Sonuçta Akıncı, 45 yıllık siyasi kariyerini kapattı gitti: Seçim kaybetmek, böyle sayfa kapatmayı, ceketini alıp çıkmayı da getirebiliyor.
Seçilene dek KKTC’nin Başbakanlığı görevini yürüten Tatar, Rauf Denktaş’ın kurucusu olduğu Ulusal Birlik Partisi’nden. UBP, eski cumhurbaşkanı, Kayseri kökenli Derviş Eroğlu’nun “Onursal Genel Başkanı” olduğu milliyetçi bir parti. Lideri olmayan, “Denktaş mirasçısı” bu partinin asıl genel sekreteri Ankara denebilir.
Akıncı ve Tatar arasında ideolojik olarak “sağ ve sol kutuplar” olarak 180 derece fark var. Bununla beraber, Ankara ile politik bağların güçlülüğü ve Türkiye’ye bağımlığın derecesinin ne olması gerektiği konularında da taban tabana zıt yaklaşımları da var Akıncı ile Tatar’ın.
Türkiye’deki iktidar, Kuzey Kıbrıs’ı tamamen kontrolü altına aldı. Ve Kuzey Kıbrıs’ın seçim sonuçları, AK Parti ve Cumhurbaşkanı Recep Tayyip Erdoğan için “erken seçimi kazanma” niteliğinde çünkü:
Öncelikle, Ankara, Avrupa Birliği ile ilişkilerinde büyük bir koz kazandı. AB tam da, Güney Kıbrıs ve Yunanistan arkasında birleşir; Ankara’nın eli, AB genelindeki Türkiye’ye karşı “Yeter artık!” kanaatinin güçlenmesiyle zayıflarken birden, Kıbrıs seçimleri sonuçlarıyla şu oldu: “floş royal”lik kartlar, Ankara’nın eline geçti. Kuzey Kıbrıs’ta seçimlerin 11 Ekim’deki ilk turundan sonra, “Ankara’nın, Kuzey Kıbrıs’ın cumhurbaşkanlığı seçimlerini adeta ‘Türkiye ile birleşme referandumuna’ döndürdüğünü” dile getirmiştim. Ankara, KKTC’deki seçimlere tarihinin hiçbir döneminde olmadığı kadar angaje olmuştu. Türkiye’de iktidar, tüm gücünü ortaya koyduğu büyük bir kumar oynuyordu.
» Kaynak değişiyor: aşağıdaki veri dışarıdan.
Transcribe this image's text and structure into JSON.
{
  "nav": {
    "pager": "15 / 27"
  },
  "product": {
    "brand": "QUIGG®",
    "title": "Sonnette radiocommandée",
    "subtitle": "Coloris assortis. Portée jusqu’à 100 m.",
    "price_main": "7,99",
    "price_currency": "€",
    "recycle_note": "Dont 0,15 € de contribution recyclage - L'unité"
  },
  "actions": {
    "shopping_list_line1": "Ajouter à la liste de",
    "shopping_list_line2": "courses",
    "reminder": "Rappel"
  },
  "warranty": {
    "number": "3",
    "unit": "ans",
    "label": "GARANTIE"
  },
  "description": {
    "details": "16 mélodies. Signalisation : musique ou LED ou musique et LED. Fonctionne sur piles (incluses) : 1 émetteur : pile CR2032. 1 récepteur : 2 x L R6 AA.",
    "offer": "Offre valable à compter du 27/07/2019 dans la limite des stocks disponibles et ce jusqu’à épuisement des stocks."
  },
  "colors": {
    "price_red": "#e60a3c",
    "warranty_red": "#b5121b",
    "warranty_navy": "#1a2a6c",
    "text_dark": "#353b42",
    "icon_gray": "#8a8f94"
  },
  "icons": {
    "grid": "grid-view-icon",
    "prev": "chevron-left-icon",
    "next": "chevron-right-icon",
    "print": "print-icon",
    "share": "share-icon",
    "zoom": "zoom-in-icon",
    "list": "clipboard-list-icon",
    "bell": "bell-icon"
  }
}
Ankara’nın canla başla ortaya koyduğu algı, Akıncı’nın Avrupa’yı, Tatar’ın ise Türkiye’yi temsil eden aday olduğu idi. Böylece Akıncı-Tatar arasındaki yarış, Türkiye ile Avrupa arasında geçiyor gibi kurgulandı. Ankara’nın bastırması ters tepse ve adeta siper savaşı ile savunduğu aday Tatar kaybetse, “İstanbul seçimleri” tarzında bir siyasi yenilgi alınmış olacaktı.
Ayrıca, AK Parti ile Erdoğan için KKTC’deki sonuçlar “erken seçimi kazanma” niteliğinde çünkü: Türkiye siyasi tarihine bakarsanız, Kıbrıs’ın T.C. Devleti siyasetinin gidişatını belirlemekte kilit rol oynadığını görürsünüz. Diğer bir deyişle, Türkiye’de devletin içindeki siyasi koalisyonları belirlemekte Kıbrıs’ta ne olup bittiğinin belirleyici etkisi olmuştur. Aynı şekilde, Kıbrıs’ta olup bitenin belirleyip belirleyememek “erki” de, Türkiye’de “kimin kazandığının” turnosol kağıdı olmuştur.
KKTC’nin Cumhurbaşkanlığı seçimleri de, Türkiye’nin kendi içindeki şu an iktidarı oluşturan devlet ittifağında oluşmuş çatlakları örten, “betona şerbet verilmesi etkisi yaratan” (veya bir nevi Botox) rolü oynayacaktır.
Yeni Cumhurbaşkanı Tatar, Cambridge Üniversitesi’nde iktisat okumuş: birçok Kıbrıslı’nın CV’sinde yer alan “İngiltere’de eğitim” hanesini elit tarafından yaşamış biri. Ama özgeçmişinde yer alan asıl “kartvizit”, Asil Nadir ile Türkiye ile işlerinde kurduğu ortaklık: 1990’larda SHOW TV ve Cine5’in genel müdürlüğünü yapmış Tatar. Diğer bir ifade ile, Türkiye’nin medyasına ve algısına hükmeden aktörlerden olmuş.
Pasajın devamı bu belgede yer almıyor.